The films strike me as literary. Were you thinking of certain authors when you were working on the script?
I was reading a lot of short stories when I began writing Sequence. I was re-visiting “What We Talk About When We Talk About Love” by Raymond Carver and “Airships” by Barry Hannah. I also was given Roald Dahl’s “The Omnibus” and had never read that before. Those stories are really great. After reading one story and moving on to the next, I’d have anticipation of what awaited on the next page. I wanted my film to feel like that.  There’s great narrative possibility when a story starts after it’s already begun and commences before it’s over.

What’s your relationship to actors when directing? Do you like them to stick close to the script or is there a lot of room for improvisation?
There’s a bit of both. I write and re-write and re-write in the pre-filming stages. Not to be precious with my words, but to try and exhaust lots of different possibilities or options for the narrative. So by the time we get to production, I can begin to lead the actors to a place where we can explore something true and also function as a good manager making sure we’re not flying off the rails and becoming vague or random.

I truly love actors. It’s rewarding to watch a performance unfold from an actor on set. I try to be a good friend to my actors, letting them know I’m on their side, not trying to sabotage them because our work together requires a lot of trust and vulnerability. Once we both know the rules of the game, then it’s a lot like playing music. You can’t really improvise a song like “Brown Eyed Girl” or “Thriller”…you kind of can do your own version of the guitar solo or sing it differently, but at some point it’s a different song if you fly too off the tracks with it. You CAN improvise a jazz solo. You can improvise a drum solo.

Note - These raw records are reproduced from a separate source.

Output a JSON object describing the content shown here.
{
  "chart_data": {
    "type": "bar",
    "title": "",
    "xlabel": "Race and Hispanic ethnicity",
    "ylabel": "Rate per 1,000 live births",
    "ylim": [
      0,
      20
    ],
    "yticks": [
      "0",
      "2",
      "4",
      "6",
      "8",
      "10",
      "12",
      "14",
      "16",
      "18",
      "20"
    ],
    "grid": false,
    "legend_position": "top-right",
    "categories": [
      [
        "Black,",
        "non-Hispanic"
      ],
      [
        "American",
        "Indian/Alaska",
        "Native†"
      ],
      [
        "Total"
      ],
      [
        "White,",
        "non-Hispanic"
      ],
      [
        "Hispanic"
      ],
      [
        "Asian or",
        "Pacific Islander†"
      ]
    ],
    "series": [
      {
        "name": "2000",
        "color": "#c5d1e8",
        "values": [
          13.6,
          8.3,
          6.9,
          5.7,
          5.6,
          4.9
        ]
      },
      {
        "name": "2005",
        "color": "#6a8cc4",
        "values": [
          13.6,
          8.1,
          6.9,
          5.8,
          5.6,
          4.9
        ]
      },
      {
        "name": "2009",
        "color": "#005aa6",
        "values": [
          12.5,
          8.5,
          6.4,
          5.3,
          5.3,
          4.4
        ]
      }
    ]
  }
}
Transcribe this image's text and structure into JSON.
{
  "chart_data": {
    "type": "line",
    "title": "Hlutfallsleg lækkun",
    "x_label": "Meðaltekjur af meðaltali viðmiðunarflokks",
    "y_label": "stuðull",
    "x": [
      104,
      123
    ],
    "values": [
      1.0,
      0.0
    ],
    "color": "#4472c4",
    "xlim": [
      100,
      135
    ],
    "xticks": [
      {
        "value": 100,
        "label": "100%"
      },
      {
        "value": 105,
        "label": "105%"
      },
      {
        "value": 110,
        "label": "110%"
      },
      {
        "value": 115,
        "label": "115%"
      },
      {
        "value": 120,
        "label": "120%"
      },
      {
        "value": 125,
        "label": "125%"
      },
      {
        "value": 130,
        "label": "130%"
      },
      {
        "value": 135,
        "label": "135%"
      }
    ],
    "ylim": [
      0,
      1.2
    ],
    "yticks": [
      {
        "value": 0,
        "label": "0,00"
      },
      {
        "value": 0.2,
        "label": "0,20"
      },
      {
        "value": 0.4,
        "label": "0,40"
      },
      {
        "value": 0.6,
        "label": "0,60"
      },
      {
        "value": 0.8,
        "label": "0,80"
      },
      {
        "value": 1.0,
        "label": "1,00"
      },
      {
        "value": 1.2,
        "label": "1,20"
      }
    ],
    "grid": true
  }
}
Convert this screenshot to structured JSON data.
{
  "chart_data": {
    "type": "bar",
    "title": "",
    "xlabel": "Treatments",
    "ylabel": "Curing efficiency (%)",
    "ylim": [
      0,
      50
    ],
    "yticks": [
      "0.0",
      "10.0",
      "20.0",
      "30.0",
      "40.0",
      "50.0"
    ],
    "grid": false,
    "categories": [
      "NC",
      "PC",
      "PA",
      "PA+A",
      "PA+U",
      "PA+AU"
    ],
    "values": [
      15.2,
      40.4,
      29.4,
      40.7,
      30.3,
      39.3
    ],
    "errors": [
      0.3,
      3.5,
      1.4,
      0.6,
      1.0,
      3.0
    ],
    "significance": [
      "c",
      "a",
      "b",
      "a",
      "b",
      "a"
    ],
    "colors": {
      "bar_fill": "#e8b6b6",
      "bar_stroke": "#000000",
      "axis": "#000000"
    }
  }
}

So I guess my directing style depends on the story we’re telling, the “song” we’re playing. Certain actors are more skilled than others. They may have a specific way they like to work and I want to be their Phil Jackson, helping them play to their strengths, helping them play the song we are writing together as best as they can. I also like to work with non-actors. We want to craft a realistic performance so it’s up to me to set the atmosphere up in a way that a non-actor can sort of exist in it and not “act” in, you know?

Have you had any weird Uber experiences since moving to LA?
I am moving there officially in January, but I took a lot of Ubers there last week while premiering the film at Cinefamily.

Some of the most notable Uber drivers I’ve come across include Harmen, who is a UFC fighter who drove around the director of the Angelina Jolie movie SALT and has been writing out ideas out to show him. He told me that his best idea is about an Uber driver that drops off his customers, circles the block a few times in order to make the customer settle in at home, then goes in and murders the customer. This put me right at ease as we sat in the lane behind 5 cars trying to make left turns while he stared intently at me. “…Think the right lane may be open…” I’d mention. He wasn’t hearing it.

Then there’s Billy. Billy moved to L.A. to pursue his music career. He’s spending his off-hours in the studio and his Uber money to pay producers and rent gear. Billy is psyched as fuck on this new song called “Beat The Club Down” that sounds like a B-side to a Lil Jon/ Usher collab from ’04. I’m not so sure he’s spending his money and time wisely, but I don’t have the balls to tell him so I nod along and tell him “this shit is DOPE!”